Cari Açık Ve Ekonomik Büyüme

31/01/2020

Türkiye; Buharın devreye girdiği I. Sanayi Devriminden bu yana teknolojiyi geriden takip eden bir yapıya sahip. Onun için "katma değerli üretim" yapılamamakta, ithalata -montaj sanayisine- dayalı üretim ile de sürekli cari açık verilmekte. Hepimizin bildiği üzre; içinde katma değerli - teknolojik bilimsel bilgi taşıyan stratejik ürünlerin, yüzde 95'ini dışarıdan temin ediyoruz. Ülkemizin farklı Organize Sanayi Bölgeleri'nde bu mamülleri bir araya getirip, ihracata hazır ürünler haline getiriyoruz. İşte Cari Açık tam bu noktada ortaya çıkıyor.
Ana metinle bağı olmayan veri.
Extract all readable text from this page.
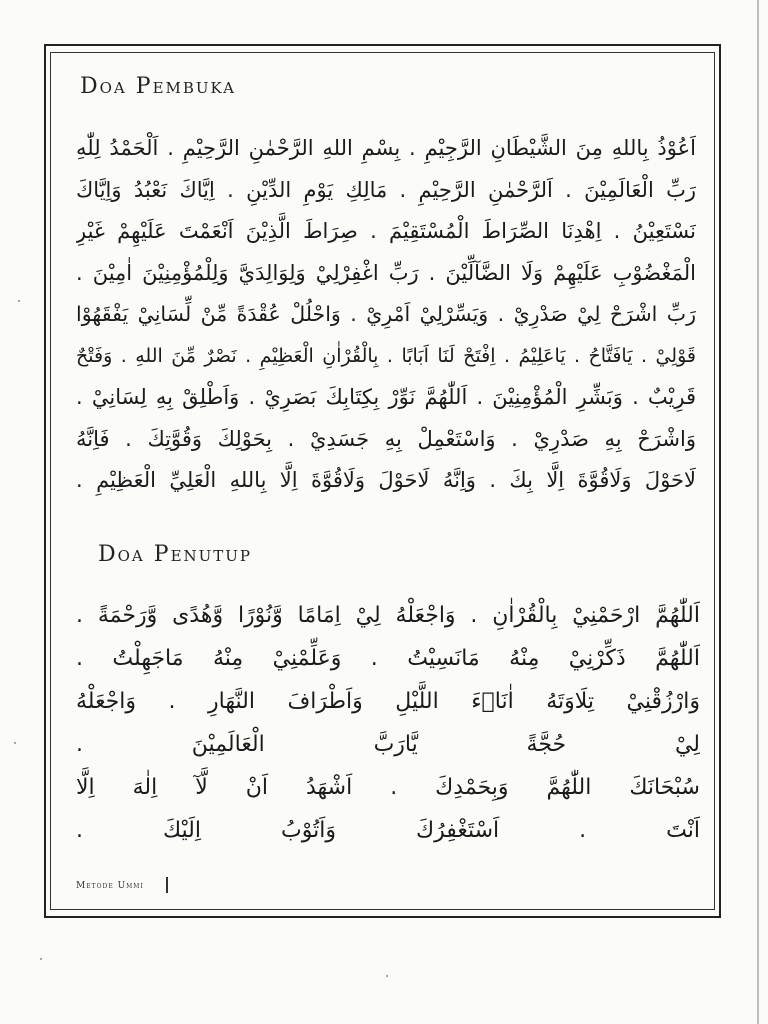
Doa Pembuka
اَعُوْذُ بِاللهِ مِنَ الشَّيْطَانِ الرَّجِيْمِ . بِسْمِ اللهِ الرَّحْمٰنِ الرَّحِيْمِ . اَلْحَمْدُ لِلّٰهِ
رَبِّ الْعَالَمِيْنَ . اَلرَّحْمٰنِ الرَّحِيْمِ . مَالِكِ يَوْمِ الدِّيْنِ . اِيَّاكَ نَعْبُدُ وَاِيَّاكَ
نَسْتَعِيْنُ . اِهْدِنَا الصِّرَاطَ الْمُسْتَقِيْمَ . صِرَاطَ الَّذِيْنَ اَنْعَمْتَ عَلَيْهِمْ غَيْرِ
الْمَغْضُوْبِ عَلَيْهِمْ وَلَا الضَّآلِّيْنَ . رَبِّ اغْفِرْلِيْ وَلِوَالِدَيَّ وَلِلْمُؤْمِنِيْنَ اٰمِيْنَ .
رَبِّ اشْرَحْ لِيْ صَدْرِيْ . وَيَسِّرْلِيْ اَمْرِيْ . وَاحْلُلْ عُقْدَةً مِّنْ لِّسَانِيْ يَفْقَهُوْا
قَوْلِيْ . يَافَتَّاحُ . يَاعَلِيْمُ . اِفْتَحْ لَنَا اَبَابًا . بِالْقُرْاٰنِ الْعَظِيْمِ . نَصْرٌ مِّنَ اللهِ . وَفَتْحٌ
قَرِيْبٌ . وَبَشِّرِ الْمُؤْمِنِيْنَ . اَللّٰهُمَّ نَوِّرْ بِكِتَابِكَ بَصَرِيْ . وَاَطْلِقْ بِهِ لِسَانِيْ .
وَاشْرَحْ بِهِ صَدْرِيْ . وَاسْتَعْمِلْ بِهِ جَسَدِيْ . بِحَوْلِكَ وَقُوَّتِكَ . فَاِنَّهُ
لَاحَوْلَ وَلَاقُوَّةَ اِلَّا بِكَ . وَاِنَّهُ لَاحَوْلَ وَلَاقُوَّةَ اِلَّا بِاللهِ الْعَلِيِّ الْعَظِيْمِ .
Doa Penutup
اَللّٰهُمَّ ارْحَمْنِيْ بِالْقُرْاٰنِ . وَاجْعَلْهُ لِيْ اِمَامًا وَّنُوْرًا وَّهُدًى وَّرَحْمَةً .
اَللّٰهُمَّ ذَكِّرْنِيْ مِنْهُ مَانَسِيْتُ . وَعَلِّمْنِيْ مِنْهُ مَاجَهِلْتُ .
وَارْزُقْنِيْ تِلَاوَتَهُ اٰنَاۤءَ اللَّيْلِ وَاَطْرَافَ النَّهَارِ . وَاجْعَلْهُ
لِيْ حُجَّةً يَّارَبَّ الْعَالَمِيْنَ .
سُبْحَانَكَ اللّٰهُمَّ وَبِحَمْدِكَ . اَشْهَدُ اَنْ لَّآ اِلٰهَ اِلَّا
اَنْتَ . اَسْتَغْفِرُكَ وَاَتُوْبُ اِلَيْكَ .
Metode Ummi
Ürettiğimiz ürünün; para eden kısmını yurtdışından getirdiğimiz için cari açık artıyor. Ne kadar çok üretim ve üretimi destekleyen ithalat yaparsak; o kadar cari açık veriyoruz.
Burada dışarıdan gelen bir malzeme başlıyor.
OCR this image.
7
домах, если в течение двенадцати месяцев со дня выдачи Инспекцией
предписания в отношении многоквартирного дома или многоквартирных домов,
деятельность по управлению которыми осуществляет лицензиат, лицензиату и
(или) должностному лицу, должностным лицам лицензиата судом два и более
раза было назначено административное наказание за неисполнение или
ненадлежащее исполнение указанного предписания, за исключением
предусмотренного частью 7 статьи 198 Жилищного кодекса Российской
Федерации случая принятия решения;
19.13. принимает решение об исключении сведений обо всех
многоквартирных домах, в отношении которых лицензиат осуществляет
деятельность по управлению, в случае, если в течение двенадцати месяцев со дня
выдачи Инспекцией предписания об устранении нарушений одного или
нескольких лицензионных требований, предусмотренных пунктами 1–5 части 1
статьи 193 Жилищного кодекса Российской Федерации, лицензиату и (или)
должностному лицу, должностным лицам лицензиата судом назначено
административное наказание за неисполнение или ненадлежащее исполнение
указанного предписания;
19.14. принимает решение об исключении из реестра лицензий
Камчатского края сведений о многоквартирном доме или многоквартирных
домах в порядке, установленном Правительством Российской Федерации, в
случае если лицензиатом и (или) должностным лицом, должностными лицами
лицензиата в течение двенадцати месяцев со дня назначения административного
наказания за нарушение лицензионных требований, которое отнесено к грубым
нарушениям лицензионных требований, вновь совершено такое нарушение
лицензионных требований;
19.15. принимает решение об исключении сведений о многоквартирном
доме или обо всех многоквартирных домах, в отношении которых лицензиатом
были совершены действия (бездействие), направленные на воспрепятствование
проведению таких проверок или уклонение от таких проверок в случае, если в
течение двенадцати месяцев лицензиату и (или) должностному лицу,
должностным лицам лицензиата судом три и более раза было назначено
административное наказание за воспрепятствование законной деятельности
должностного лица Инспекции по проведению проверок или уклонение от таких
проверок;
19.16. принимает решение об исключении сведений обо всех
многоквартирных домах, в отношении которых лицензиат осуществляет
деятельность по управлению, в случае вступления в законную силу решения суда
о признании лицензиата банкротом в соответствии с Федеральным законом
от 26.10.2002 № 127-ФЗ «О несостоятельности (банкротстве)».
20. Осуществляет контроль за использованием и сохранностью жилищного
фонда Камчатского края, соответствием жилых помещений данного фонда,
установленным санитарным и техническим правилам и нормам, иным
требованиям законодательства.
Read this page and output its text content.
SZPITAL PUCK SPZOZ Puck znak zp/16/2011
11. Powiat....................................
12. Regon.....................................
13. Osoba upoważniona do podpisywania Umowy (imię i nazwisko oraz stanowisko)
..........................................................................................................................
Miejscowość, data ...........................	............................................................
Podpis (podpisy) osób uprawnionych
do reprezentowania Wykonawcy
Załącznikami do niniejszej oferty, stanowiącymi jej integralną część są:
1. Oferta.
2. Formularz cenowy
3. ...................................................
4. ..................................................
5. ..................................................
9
Ülkemizin ihracatı, 2017 yılında 157 milyar 94 milyon dolar olarak gerçekleşirken, ithalatımız 234 milyar 156 milyon dolar olarak gerçekleşti. Bu durumda 2017 yılında ekonomimizde 77 milyar 62 milyon cari açık verildiğini gösterdi. İhracatımız 2016 yılına göre %10,2 artış gösterirken, ithalatımız ise %17,9 oranında artış yaşadı. Ülkemizin toplam dış ticaret hacmi 391 milyar 250 milyon dolar olarak tamamlandı. 2017 yılında toplam ihracatımızın toplam ithalatımızı karşılama oranı %67,1 olarak hesaplandı. (Kaynak-TUİK) Bu dönemde GSMH'deki büyüme de son yıllardaki önemli büyüme rakamlarından birisi olarak tarihe geçti : % 7.4 …

2017 yılı ülke ekonomisinde, cari açık "pik yaptı", 77 milyar dolar civarı bir açık verdik. 2018 yılında ise 50 milyar dolar civarı açık verilirken; 2019 senesinde uzun süredir ilk kez cari açık vermedik. TÜİK verilerine göre; 1.5 milyar dolarlık bir cari fazla verdik. Bu bir açıdan sevindirici bir gelişme gibi görünebilir. Ancak Kendi üretim hatlarında, kendi hammaddesi ile kendi üretimini yapan ülkeler için sevindirici bir gelişmedir. Üretimi ithalata dayanan; bizim gibi ülkelerde; daha az üretim, daha az büyüme ve daha az istihdam, daha çok işsizlik ve ekonomik daralma işareti taşır. Nitekim; 2017 verilerinde gördüğümüz 77 milyar dolarlık cari açığın yarattığı, üretim ve büyüme getirisini; 2019 senesinde tüketmiş durumdayız. Türkiye olarak bize ait olmayan o parayı bitirdik. 2019'da ise bize ait olmayan öyle bir para da ortada yok. Bu aynı zamanda üretimin minimize edildiği, üretimi destekleyen ithalatın yok denecek kadar az yapıldığı anlamı taşır. Bütün Endüstri sektörü; özellikle otomotiv, makine ve yan sanayileri gibi katma değerli üretimin yoğun olduğu sektörlerde; veriler iki yıl öncesinden ortaya çıkar ve iki yıl sonrasının verilerini yaşarsınız.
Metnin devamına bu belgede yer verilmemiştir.